ABSTRACT

There are several themes to be addressed in this chapter. First, liminality was a key issue which surfaced repeatedly during the course of my research into so-called Alien Big Cat (ABC) sightings in Wales, UK (where ‘Alien’ reflects the animals’ non-endemic status). The unknown nature, origin and behaviours of the cats; the presence of these creatures in a landscape which is not their native ‘home’; and the difficulties associated with verifying their presence are all factors which contribute to the status of ABCs as ‘matter out of place’. The question of authority in relation to the validity of sightings has also come to the fore more recently, and this is another theme which will be considered here. I argue that authority (in the sense of whose accounts are credible) is linked to the liminal or transgressive nature of ABCs, (and this applies also to cryptozoological entities or ‘cryptids’ more generally). Their unknown and unknowable status makes them risky subjects for authority figures to deal with and a balance is sought between the reality of a sighting as a visceral, tangible experience for the individual in question, and the need to account for what could otherwise be dismissed as the product of an over-active imagination.

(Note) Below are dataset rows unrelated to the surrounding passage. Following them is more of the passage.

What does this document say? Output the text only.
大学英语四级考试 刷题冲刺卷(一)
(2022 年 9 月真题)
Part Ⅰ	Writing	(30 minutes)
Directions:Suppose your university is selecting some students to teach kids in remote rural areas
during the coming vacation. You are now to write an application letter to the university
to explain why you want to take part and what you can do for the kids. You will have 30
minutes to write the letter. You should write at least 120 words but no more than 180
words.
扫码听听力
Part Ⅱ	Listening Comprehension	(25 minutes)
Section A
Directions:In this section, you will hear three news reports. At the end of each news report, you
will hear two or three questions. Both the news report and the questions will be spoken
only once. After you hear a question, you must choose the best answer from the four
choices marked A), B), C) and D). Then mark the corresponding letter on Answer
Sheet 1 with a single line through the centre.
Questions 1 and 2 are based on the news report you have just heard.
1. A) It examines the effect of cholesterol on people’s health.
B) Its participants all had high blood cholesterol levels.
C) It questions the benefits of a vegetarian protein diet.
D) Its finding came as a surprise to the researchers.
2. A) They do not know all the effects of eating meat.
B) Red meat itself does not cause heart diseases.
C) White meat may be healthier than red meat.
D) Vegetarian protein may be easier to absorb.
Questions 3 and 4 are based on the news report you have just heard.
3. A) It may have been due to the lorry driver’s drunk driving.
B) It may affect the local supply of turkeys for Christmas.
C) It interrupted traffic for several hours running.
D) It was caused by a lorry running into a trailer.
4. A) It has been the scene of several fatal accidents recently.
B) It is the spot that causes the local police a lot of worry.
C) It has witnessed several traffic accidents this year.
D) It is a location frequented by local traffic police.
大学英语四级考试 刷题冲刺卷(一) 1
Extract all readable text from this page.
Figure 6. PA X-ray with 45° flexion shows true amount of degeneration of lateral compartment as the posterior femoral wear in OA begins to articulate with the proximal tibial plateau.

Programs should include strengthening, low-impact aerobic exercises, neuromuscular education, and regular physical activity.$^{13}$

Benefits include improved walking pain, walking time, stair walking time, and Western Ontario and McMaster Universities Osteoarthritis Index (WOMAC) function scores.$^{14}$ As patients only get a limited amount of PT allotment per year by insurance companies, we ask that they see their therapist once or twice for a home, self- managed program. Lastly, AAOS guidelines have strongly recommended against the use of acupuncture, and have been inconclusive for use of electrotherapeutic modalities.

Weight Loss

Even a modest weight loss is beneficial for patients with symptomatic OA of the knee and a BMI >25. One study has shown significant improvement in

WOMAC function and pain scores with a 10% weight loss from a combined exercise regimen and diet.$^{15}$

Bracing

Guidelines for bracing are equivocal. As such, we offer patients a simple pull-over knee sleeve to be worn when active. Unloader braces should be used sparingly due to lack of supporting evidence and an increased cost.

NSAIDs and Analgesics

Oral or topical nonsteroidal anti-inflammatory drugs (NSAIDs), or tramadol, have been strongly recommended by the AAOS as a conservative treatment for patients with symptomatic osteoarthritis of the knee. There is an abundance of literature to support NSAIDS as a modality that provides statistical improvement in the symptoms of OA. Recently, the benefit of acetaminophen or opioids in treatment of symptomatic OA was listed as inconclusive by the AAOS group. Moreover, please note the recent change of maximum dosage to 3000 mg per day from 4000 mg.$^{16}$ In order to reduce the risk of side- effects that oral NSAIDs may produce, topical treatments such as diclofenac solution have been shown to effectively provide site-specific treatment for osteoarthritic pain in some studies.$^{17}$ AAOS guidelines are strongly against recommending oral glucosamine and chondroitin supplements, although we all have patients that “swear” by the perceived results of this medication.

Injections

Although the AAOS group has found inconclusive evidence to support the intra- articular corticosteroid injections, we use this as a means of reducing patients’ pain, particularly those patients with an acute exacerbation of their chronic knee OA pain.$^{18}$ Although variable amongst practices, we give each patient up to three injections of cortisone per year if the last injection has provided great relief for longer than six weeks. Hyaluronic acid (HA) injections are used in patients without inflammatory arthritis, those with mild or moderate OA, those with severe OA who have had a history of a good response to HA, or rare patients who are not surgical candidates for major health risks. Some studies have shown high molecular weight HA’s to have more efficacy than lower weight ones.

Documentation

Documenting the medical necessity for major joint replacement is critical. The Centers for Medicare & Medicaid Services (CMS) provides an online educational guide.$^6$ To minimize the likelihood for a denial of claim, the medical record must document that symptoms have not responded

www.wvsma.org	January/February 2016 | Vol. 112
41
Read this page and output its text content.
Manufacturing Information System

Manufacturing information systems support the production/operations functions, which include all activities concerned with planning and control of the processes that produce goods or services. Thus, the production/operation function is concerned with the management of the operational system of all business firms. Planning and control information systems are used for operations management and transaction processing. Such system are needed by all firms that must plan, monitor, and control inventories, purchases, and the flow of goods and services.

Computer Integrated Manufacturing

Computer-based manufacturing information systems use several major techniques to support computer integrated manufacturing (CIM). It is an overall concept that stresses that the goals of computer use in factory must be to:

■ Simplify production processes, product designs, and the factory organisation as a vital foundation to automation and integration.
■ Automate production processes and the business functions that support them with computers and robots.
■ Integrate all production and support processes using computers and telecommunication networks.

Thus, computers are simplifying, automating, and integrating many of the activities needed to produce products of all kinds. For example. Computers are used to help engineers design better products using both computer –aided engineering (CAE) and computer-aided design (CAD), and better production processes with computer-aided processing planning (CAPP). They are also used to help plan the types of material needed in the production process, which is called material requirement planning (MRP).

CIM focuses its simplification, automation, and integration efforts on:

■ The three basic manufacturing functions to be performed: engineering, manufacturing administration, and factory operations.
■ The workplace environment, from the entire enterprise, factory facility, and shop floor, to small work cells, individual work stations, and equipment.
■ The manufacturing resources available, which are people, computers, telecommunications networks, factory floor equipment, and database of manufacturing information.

In his recent writing, Ingold (2013a and 2013b) has argued that engaging

with cryptids (although he doesn’t refer to them as such) can heal what he sees as the rupture ‘between the real world and our imagination of it’ (2013b: 749). By taking the existence of ABCs seriously I seek to reflect on the uneasy relationships between anthropology and relativism on the one hand, and science and imagination on the other, both of which are key aspects of the recent ontological turn in anthropology.